La teoría de la guerra justa no existe para dar a las naciones permiso de pelear. Existe para honrar el peso de la vida humana — para insistir en que antes de que se derrame sangre, cada condición moral haya sido examinada honestamente y cada alternativa agotada.

La conciencia cristiana no puede subcontratar ese examen a un ciclo de noticias por cable o a la postura de un partido político. Debe pensar. Debe orar. Debe plantear las preguntas difíciles.

¿Existe una causa justa? ¿Quién tiene la autoridad legítima para actuar? ¿Se han agotado verdaderamente las alternativas? ¿Puede la destrucción ser proporcional a algún bien concebible logrado? En un conflicto con dimensión nuclear, ¿puede contenerse de manera confiable la escalada?

Estas no son preguntas con respuestas fáciles. Todo cristiano honesto vivirá en la tensión. Pero vivir en esa tensión honestamente es infinitamente más fiel que refugiarse en el reflejo político tribal.

Cómo luce la fidelidad en este momento

La iglesia no define la política exterior. Pero la iglesia sí forma la conciencia de los ciudadanos que viven bajo los gobiernos que la definen. Y esa formación importa enormemente.

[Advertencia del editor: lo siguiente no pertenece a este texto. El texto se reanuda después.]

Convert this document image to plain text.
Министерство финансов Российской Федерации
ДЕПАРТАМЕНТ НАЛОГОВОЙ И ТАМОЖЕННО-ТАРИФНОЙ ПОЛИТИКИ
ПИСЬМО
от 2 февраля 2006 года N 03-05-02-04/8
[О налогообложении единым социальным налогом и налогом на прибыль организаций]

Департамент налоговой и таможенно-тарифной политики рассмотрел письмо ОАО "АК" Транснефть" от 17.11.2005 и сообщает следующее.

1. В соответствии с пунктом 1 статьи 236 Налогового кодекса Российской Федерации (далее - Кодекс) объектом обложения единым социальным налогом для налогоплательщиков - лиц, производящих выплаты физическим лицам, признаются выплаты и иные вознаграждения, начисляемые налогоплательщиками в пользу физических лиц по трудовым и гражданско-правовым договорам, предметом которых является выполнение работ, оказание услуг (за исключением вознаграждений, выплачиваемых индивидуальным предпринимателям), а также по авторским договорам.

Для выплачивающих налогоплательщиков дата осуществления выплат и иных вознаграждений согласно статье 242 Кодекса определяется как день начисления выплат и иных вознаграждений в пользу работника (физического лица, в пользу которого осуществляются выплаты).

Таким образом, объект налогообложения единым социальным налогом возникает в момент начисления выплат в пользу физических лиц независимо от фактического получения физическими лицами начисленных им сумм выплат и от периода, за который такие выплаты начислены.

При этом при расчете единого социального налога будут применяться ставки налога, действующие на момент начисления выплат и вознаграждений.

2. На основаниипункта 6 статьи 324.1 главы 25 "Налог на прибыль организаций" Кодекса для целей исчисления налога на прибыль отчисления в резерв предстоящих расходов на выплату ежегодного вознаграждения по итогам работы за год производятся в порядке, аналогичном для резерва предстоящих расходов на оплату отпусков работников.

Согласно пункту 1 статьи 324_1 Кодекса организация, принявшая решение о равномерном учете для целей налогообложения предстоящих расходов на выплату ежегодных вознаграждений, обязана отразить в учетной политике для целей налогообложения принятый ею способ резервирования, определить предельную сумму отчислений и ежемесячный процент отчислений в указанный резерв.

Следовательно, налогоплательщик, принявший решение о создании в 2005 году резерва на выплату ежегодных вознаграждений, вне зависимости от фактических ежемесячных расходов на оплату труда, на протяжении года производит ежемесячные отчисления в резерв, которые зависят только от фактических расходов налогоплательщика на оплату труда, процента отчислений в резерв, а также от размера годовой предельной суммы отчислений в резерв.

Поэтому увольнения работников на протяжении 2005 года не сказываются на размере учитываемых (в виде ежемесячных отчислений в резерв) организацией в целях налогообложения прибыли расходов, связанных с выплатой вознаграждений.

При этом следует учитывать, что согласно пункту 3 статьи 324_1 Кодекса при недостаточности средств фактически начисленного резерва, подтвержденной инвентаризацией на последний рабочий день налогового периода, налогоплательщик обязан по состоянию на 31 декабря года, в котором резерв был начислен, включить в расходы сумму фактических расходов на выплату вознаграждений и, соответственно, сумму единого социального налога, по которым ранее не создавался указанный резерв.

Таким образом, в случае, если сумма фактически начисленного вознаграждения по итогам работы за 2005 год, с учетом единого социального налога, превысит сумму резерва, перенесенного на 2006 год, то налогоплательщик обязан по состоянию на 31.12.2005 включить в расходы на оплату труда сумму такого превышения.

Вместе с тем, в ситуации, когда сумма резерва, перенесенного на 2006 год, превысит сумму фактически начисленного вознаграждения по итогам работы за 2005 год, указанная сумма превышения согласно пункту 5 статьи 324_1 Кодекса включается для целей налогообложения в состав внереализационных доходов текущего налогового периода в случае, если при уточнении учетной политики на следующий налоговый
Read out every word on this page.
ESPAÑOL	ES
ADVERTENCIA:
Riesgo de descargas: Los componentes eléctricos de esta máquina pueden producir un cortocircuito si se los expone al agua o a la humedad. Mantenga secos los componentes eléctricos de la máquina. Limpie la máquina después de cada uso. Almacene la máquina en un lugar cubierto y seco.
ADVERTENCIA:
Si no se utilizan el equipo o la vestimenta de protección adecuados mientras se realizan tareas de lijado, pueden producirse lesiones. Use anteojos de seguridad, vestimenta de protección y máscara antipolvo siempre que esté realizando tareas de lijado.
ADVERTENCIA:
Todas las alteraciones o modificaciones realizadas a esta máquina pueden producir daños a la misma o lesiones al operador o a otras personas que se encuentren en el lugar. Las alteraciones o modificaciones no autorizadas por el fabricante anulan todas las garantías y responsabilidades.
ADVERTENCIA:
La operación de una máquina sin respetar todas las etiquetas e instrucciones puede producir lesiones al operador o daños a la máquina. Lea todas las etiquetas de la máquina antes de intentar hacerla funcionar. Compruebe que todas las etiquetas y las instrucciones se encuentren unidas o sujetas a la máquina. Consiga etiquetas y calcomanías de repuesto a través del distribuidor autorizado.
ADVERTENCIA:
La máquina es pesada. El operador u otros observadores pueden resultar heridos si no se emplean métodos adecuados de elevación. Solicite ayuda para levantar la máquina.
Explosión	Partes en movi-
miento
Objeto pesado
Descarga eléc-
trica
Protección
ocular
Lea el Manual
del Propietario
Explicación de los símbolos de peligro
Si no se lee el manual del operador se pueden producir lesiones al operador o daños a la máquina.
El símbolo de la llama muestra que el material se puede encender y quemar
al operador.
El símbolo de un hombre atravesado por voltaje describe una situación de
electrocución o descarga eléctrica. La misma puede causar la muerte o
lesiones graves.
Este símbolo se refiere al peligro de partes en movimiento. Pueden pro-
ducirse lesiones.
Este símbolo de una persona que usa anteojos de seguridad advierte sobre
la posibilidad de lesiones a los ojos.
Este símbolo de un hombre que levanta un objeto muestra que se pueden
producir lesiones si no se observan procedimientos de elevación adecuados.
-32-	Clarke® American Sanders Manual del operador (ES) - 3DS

La fidelidad en este momento no se parece a tomar un bando político y vestirlo con la Escritura. Se parece a exigir seriedad moral a los líderes de todo el espectro político. Se parece a orar — genuina, específica y humildemente — por sabiduría para quienes están en autoridad, como Pablo manda en 1 Timoteo 2. Se parece a negarse a dejar que el patriotismo se convierta en idolatría, o el pacifismo en cobardía, o la lealtad política en un sustituto de la claridad teológica.

El debate sobre Trump, Irán y los poderes de guerra es un momento en el que la iglesia no debería quedarse dormida. No porque los cristianos deban tener una opinión política sobre cada votación de procedimiento en la Cámara. Sino porque las preguntas de fondo — sobre autoridad, rendición de cuentas, la santidad de la vida y los límites del poder humano — son preguntas a las que la Escritura habla directamente.

"Exhorto ante todo, a que se hagan rogativas, oraciones, peticiones y acciones de gracias, por todos los hombres; por los reyes y por todos los que están en eminencia, para que vivamos quieta y reposadamente en toda piedad y honestidad." — 1 Timoteo 2:1–2 (RVR60)

La paz es el objetivo. El orden es el medio. La rendición de cuentas es la salvaguarda. Y el Dios que sostiene a todas las naciones en Sus manos no está sorprendido por nada de esto.

El llamado del cristiano no es al temor, ni al tribalismo, ni al silencio. Es a pensar con claridad, orar con fidelidad y hablar con verdad — incluso cuando el ruido político hace que los tres parezcan imposiblemente costosos.

Esa es la disciplina. Ese es el pergamino que vale la pena leer.